MEXICO CITY — Eight months after having an election apparently stolen from him through fraud, former presidential candidate Andres Manuel Lopez Obrador and his supporters refuse to concede defeat.

Critics of the July 2006 presidential vote charge that election authorities tampered with ballot boxes and used rigged computer software to ensure that right-wing National Action Party candidate Felipe Calderon, an ally of the Bush administration, won the race by a razor-thin margin.

Lopez Obrador, the popular former governor of the Federal District, which encompasses Mexico City, argues that a vote tally undertaken by his own electoral coalition, combined with the government’s refusal to do a full recount, proves he won the election.

Last November, a million delegates representing voters across the country assembled in Mexico City’s main square, the Zocalo, and declared Lopez Obrador president. Since then, Lopez Obrador has formed his own parallel government, which functions more as a political movement that organizes ongoing resistance against the Calderon administration.

Calderon was sworn in last December, but millions of Lopez Obrador’s supporters believe his accession to power was illegitimate.

Lopez Obrador recently said he has “recovered 100 percent” from impact of the fraud that led to his electoral loss.

“I am very strong,” he said.

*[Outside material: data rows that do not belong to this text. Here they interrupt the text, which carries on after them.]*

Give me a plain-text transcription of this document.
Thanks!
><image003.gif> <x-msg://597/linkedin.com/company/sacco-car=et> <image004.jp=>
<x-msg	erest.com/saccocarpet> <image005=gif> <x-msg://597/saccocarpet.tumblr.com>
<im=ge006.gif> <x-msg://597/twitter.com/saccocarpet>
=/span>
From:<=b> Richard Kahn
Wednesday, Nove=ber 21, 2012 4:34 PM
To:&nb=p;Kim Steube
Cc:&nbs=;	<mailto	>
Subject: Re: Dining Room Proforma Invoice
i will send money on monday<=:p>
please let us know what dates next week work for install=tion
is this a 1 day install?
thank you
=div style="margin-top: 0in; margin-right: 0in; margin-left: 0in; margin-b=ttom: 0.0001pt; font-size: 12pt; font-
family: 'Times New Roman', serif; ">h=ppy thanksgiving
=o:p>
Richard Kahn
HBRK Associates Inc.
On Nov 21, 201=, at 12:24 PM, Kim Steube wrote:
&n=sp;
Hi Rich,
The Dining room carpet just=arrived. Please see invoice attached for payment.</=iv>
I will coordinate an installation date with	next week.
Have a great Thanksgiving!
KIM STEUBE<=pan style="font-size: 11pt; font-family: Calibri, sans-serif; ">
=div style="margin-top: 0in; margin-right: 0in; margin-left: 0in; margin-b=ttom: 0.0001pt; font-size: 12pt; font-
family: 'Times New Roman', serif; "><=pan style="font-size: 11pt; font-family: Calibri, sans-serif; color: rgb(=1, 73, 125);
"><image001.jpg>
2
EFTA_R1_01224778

At the same time, “all that has happened has been very difficult and painful,” especially for those who come from the poorest segments of Mexican society. “But we have to continue fighting for democracy — that is a matter of survival.”

Crisscrossing the dusty, lonely highways of Mexico, Lopez Obrador maintains a busy speaking schedule addressing crowds in the smallest villages and the largest cities. He denounces Calderon and invites people to become representatives of his “legitimate government” and to hold the Calderon government accountable.

He remains adamant that he will continue resisting the right-wing, “free market” policies that the Calderon government intends to impose on Mexico. Such policies include privatization of state assets and subservience to international lending institutions.

The political movement that Lopez Obrador leads is active throughout the country. It mobilized for another “National Democratic Convention” March 21-25 in Mexico City. Tens of thousands of people demonstrated against Calderon here on March 8.

The former presidential candidate’s center-left electoral coalition For the Good of All — consisting of the Democratic Revolution Party (PRD), the Convergencia and the Workers Party — has transformed itself into the Broad Progressive Front and is now the second largest political force in the National Assembly and Senate. Its deputies and senators are fighting Calderon’s plans to privatize highways and the national oil company Pemex. They have also successfully championed legislation to scale back outrageous monthly pensions and salaries given to ex-presidents and some civil servants.

However, it is evident that the political momentum of Lopez Obrador and his movement has slowed. The weekly car caravans and demonstrations across the country that occurred after the July elections have almost ceased. Signs and graffiti denouncing the vote fraud, which once adorned buildings and utility poles everywhere, are now difficult to find. And a consumer boycott of pro-Calderon businesses has fizzled.

According to Olga Rivera, an economics professor at Universal University and a PRD member, there are divisions within the movement over what should be done next. “The radical wing wants stronger action on the streets, while the other wing wants to focus efforts on fighting the Calderon government in elected bodies,” she said. “The problem is that people are tired of taking to the streets.”